(tomado de ABC. Manuel de la Fuente. Madrid.)
Un pájaro de buen agüero llamó ayer a la puerta de «La casa roja», de Juan Carlos Mestre, libro por el que el poeta berciano ha obtenido el Premio Nacional de Poesía 2008. El jurado del galardón, cuya dotación económica es de 20.000 euros, ha estado presidido por Rogelio Blanco, director general del Libro, Archivos y Bibliotecas, y de él han formado parte, entre otros, los también poetas Joan Margarit y Olvido García Valdés, autores galardonados en la dos últimas ediciones, y Elena Medel.
Mestre recibía tranquilo y sereno la llamada de ABC, y con cierta austera y sobria distancia la noticia del galardón, que le traía a la memoria otras voces ya perdidas, y su deseo de hacer justicia, poética, cuando menos: «Los premios carecen de importancia, sobre todo cuando hay tantos admirables poetas y queridos amigos que no han tenido la justicia del gran reconocimiento. No me puedo olvidar en estos momentos de dos personas desaparecidas este año, José Miguel Ullán y Antonio Pereira, dos poetas que han sido dos referentes para mí en todos los órdenes de lo literario y lo personal».
Pintor y creador visual, además de vate de larga trayectoria, autor de libros como «Antífona del otoño en el Valle del Bierzo» (Premio Adonáis, 1985), «La poesía ha caído en desgracia» (Premio Jaime Gil de Biedma, 1992), «La tumba de Keats» (Premio Jaén de Poesía, 1999), Juan Carlos Mestre (Villafranca del Bierzo en 1957) escribió «La casa roja» (Calambur Editorial) durante nueve años, un libro de alguien que asegura que no tiene «una relación literaria con la poesía. En ese sentido, comparto la idea de Antonio Gamoneda cuando señala que poesía es un proyecto espiritual y no un proyecto de sociología de lo literario». El poeta ahora galardonado entiende la poesía como «la conciencia de algo de lo que no podemos tener conciencia de ninguna otra manera», y puesto tras la huella y el pensamiento de su «admirado Rafael Pérez Estrada» explica que “este libro son palabras civiles para después del tiempo».

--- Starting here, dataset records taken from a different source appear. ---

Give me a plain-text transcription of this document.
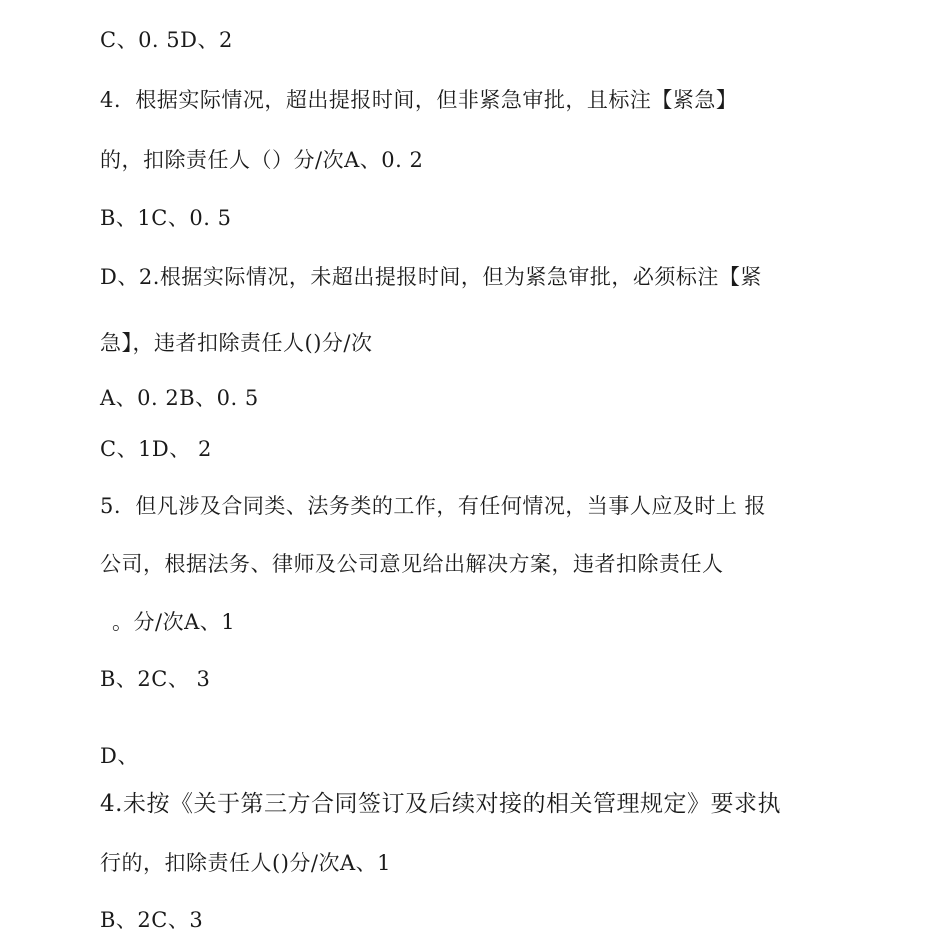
C、0. 5D、2
4.  根据实际情况，超出提报时间，但非紧急审批，且标注【紧急】
的，扣除责任人（）分/次A、0. 2
B、1C、0. 5
D、2.根据实际情况，未超出提报时间，但为紧急审批，必须标注【紧
急】，违者扣除责任人()分/次
A、0. 2B、0. 5
C、1D、 2
5.  但凡涉及合同类、法务类的工作，有任何情况，当事人应及时上 报
公司，根据法务、律师及公司意见给出解决方案，违者扣除责任人
。分/次A、1
B、2C、 3
D、
4.未按《关于第三方合同签订及后续对接的相关管理规定》要求执
行的，扣除责任人()分/次A、1
B、2C、3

Mestre abre de par en par la puertas de «La casa roja», puertas de una casa que es para él «una casa de huéspedes abierta a los desterrados de la razón, a aquellos que han hecho de su vida una apuesta por la imaginación, por los sueños, aquellos que en las amargas canteras de la Historia levantaron su voz para desobedecer, para decir que no». Una casa, un hogar imperecedero, una vivienda casi eterna para un puñado de habitantes conscientes de que «no hay más alto destino para el arte que no sea el elogio de la dignidad humana y la lucha por el derecho civil a la felicidad». Un puñado de inquilinos cuyas voces constituyen «un coro concertado de desobedientes, de voces borradas por los discursos de orden, por los discursos del poder, por los discursos normalizados que han ido expulsando a través de la Historia las voces de los que disienten».
Juan Carlos Mestre desgrana los versos a través de las habitaciones de esta casa, situada «en un territorio de acarreo que es fundamentalmente el territorio de la poesía, porque en ella caben todas las posibilidades. Afortunadamente, un libro de poemas no es un regimiento en el que haya que guardar algún estricto orden de discursos, sino que es un pabellón de insumisos, todo libro de poemas es un pabellón de insumisos, y la poesía ese lugar donde se hace de manera más radicalmente fehaciente el postulado de que la libertad es la primera obligación de aquellos que establecen los derechos civiles de las palabras como utopía para acercarnos a un porvenir más digno…».